Before integrated load commissioning, perform a comprehensive system check and train operators to ensure first-time success of the load commissioning.

2. Signal Attenuation Considerations

The maximum allowable signal attenuation from the PLC host to an I/O station is 35 dB. Plan cable routing carefully to minimize length (signal attenuation increases approximately 0.8 dB per 1 km). Minimize use of splitters (each splitter attenuates about 14 dB) and cable joints (each joint about 1 dB).
Use a single-bus topology for communication cables: a common communication trunk with splitters to I/O stations rather than a star topology. Keep the number of I/O stations and distances balanced on both sides of the PLC host to achieve better impedance matching.
Locate splitters as close to I/O stations as possible to reduce interference.
Terminate communication cable ends with 75 Ω BNC terminators connected to I/O cabinets.
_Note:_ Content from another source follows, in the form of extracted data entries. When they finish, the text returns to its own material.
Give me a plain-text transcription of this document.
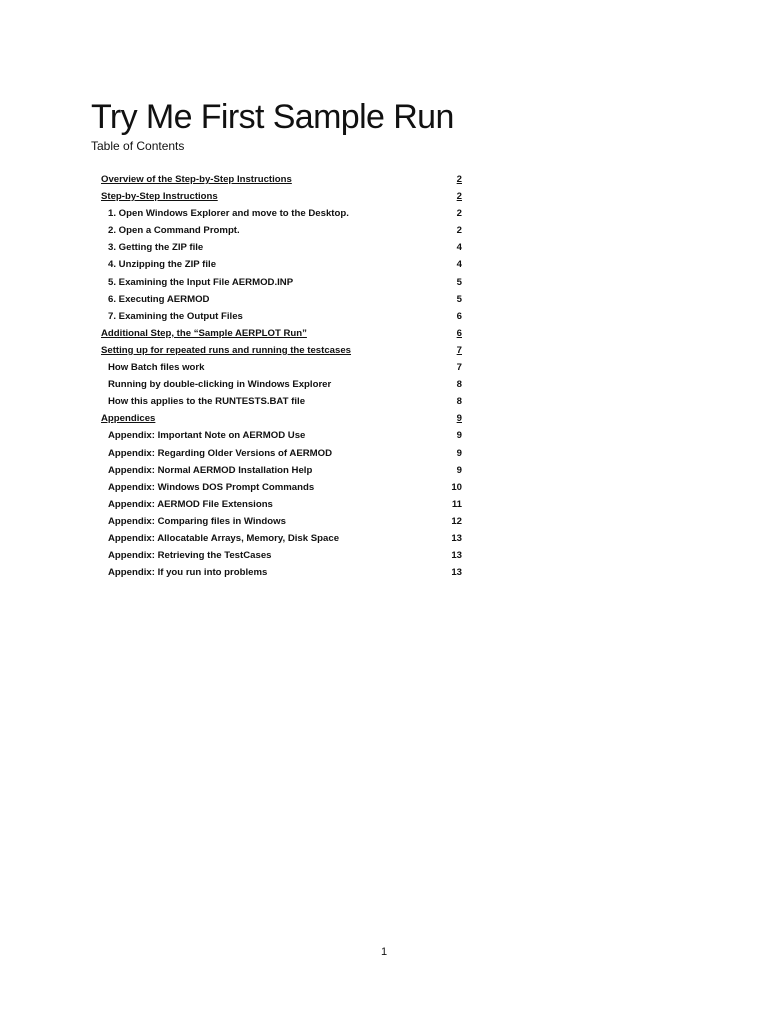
Try Me First Sample Run
Table of Contents
Overview of the Step-by-Step Instructions	2
Step-by-Step Instructions	2
1. Open Windows Explorer and move to the Desktop.	2
2. Open a Command Prompt.	2
3. Getting the ZIP file	4
4. Unzipping the ZIP file	4
5. Examining the Input File AERMOD.INP	5
6. Executing AERMOD	5
7. Examining the Output Files	6
Additional Step, the “Sample AERPLOT Run”	6
Setting up for repeated runs and running the testcases	7
How Batch files work	7
Running by double-clicking in Windows Explorer	8
How this applies to the RUNTESTS.BAT file	8
Appendices	9
Appendix: Important Note on AERMOD Use	9
Appendix: Regarding Older Versions of AERMOD	9
Appendix: Normal AERMOD Installation Help	9
Appendix: Windows DOS Prompt Commands	10
Appendix: AERMOD File Extensions	11
Appendix: Comparing files in Windows	12
Appendix: Allocatable Arrays, Memory, Disk Space	13
Appendix: Retrieving the TestCases	13
Appendix: If you run into problems	13
1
When disconnecting a cable from an I/O cabinet, leave a 75 Ω terminator on the cable end to maintain proper matching.
Maintain a minimum separation between communication cables and high-voltage power cables of 40 cm per kV. If crossing is unavoidable, cross at right angles.
Avoid running communication cables parallel to AC power lines to reduce interference. Also avoid routing near large motors, welding equipment, or large inductive loads.
Avoid laying communication cables in high-temperature or chemically corrosive areas.
Allow 0.05%/°C slack in cable routing to accommodate thermal expansion and contraction.
Tightly secure all cable joints and splitters with screws.
When stripping cable sheaths, avoid damaging the shield; when cutting the metal braid from the insulation, use proper wire-stripping tools and do not nick the center conductor.

3. System Grounding Considerations

Ground the host and branch stations using 10 mm2 braided copper conductors tied together and routed via a dedicated down conductor to an independent grounding grid. This must be separate from the low-voltage grounding grid to avoid interference. System ground resistance should be less than 4 Ω. Insulate the PLC host, panels, and cabinets from the foundation with a 3 mm rubber pad and insulate bolts as required.
Ground the I/O station enclosures using individual down conductors to the common grounding grid.
Connect the communication cable shield together at the PLC host side I/O processing modules to the dedicated system grounding grid; do not ground the shield at the I/O station side. Cable connector grounding should be via the shield to the dedicated grid. Never create a closed loop by grounding the shield at two points, as this can cause interference.
Use isolated power supplies where the neutral is floating; when unbalanced currents occur, they will return to the supply neutral rather than via protective earth, avoiding ground loop interference with PLC operation.
Connect the I/O module ground to the power supply neutral.

4. Commissioning Precautions

Before bringing the system online, perform configuration to determine total I/O points, input registers, holding registers, communication ports and parameters, I/O station mapping and scheduling method, and user memory allocation. Once configured, the system operates under those constraints. Reconfiguring invalidates programs built against the original configuration and can corrupt the system. Configure carefully the first time and allow reasonable capacity for near-term expansion. However, excessive allocation increases memory usage and scan time and can reduce runtime performance. Never reconfigure a running system.
For medium and large PLCs, the CPU scans the program in segments and updates I/O states after each segment, which improves real-time performance. Improper program segmentation can degrade real-time behavior or slow execution. Aim for roughly equal-length program segments to optimize scan times.

5. Conclusion

PLC control system installation and commissioning is a structured engineering process. Methodical execution of each step is necessary for successful commissioning. The procedures summarized here are based on field validation and have been applied in multiple technical upgrade projects to shorten schedules and improve first-time commissioning success.